Infringement notices will be part of a new armory of weapons proposed by the government to ensure that its planned Access Card is not used improperly.

The Human Minister Chris Ellison yesterday released an exposure draft of the government’s revised Access Card Bill, prepared after the earlier one was withdrawn in the wake of a hostile report by a Senate Committee.

The new draft Bill resubmits many of the proposals criticised by the committee including the display of identifying information including names, photographs, ID numbers and signatures on the face of the card.

The Committee suggested that including this information on the face of the card when it would already be digitally embedded in the card would encourage its use as a general identification document outside of the government...

The draft bill says that it will be illegal for anyone not associated with the provision of government benefits to demand that the card be produced as evidence of identity.

In an attempt to make this restriction more enforceable it proposed a system of infringement notices enabling fines to be imposed on people such as nightclub bouncers or call centre operators who demanded production of the card of the use of its ID number.

The director of the No ID Card Campaign Anna Johnston said last night that the bill was effectively unchanged and ridden with loopholes.

The card could still be requested as identification by private service providers – it just could not be “required”.

“And government officials from police officers to bus drivers to social workers will be able to demand production of the card.

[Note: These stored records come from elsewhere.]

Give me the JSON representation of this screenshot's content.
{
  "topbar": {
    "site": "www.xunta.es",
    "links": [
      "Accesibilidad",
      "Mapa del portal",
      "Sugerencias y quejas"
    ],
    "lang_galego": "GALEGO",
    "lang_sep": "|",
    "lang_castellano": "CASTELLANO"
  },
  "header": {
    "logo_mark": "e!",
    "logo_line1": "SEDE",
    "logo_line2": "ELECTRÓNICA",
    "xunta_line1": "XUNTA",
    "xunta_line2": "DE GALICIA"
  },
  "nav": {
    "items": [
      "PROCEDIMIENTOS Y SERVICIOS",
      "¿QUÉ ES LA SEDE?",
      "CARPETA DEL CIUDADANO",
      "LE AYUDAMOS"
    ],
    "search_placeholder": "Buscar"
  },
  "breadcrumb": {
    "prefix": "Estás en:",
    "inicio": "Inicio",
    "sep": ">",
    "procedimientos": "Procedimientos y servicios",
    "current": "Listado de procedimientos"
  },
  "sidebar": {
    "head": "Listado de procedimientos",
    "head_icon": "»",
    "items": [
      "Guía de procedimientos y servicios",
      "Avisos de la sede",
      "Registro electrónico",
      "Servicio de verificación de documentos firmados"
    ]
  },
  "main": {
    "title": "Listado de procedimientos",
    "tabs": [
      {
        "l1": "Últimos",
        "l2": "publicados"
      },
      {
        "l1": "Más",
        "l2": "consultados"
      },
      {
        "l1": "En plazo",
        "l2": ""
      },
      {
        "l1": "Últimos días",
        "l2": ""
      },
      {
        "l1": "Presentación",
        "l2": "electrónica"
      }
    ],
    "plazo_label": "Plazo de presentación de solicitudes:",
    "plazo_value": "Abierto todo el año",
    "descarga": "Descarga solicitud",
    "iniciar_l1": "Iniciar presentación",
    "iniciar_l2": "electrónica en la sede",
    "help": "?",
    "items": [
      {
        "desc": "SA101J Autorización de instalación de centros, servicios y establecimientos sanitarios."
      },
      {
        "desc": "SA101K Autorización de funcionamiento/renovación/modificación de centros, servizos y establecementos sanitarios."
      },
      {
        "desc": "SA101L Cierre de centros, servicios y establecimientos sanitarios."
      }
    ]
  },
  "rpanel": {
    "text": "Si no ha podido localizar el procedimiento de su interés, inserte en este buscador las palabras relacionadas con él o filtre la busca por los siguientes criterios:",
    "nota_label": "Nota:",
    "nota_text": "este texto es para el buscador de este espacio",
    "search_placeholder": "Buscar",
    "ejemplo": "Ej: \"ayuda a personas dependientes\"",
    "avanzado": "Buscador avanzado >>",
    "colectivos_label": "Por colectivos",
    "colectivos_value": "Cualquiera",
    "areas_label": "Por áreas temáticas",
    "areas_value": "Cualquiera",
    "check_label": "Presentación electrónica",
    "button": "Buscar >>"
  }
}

Indeed, immigration officials have already suggested that the card could be used to identify missing or detained persons – a purpose unrelated to the delivery of health or welfare benefits”.

She said banks already planed to use the Access Card as part of the “100 points of ID” system to monitor financial transactions. The only way to stop the card becoming an all-purpose identification card was to “remove the features that make it an all-purpose ID card.”

The Minister has asked for comments on the exposure draft by 21 August.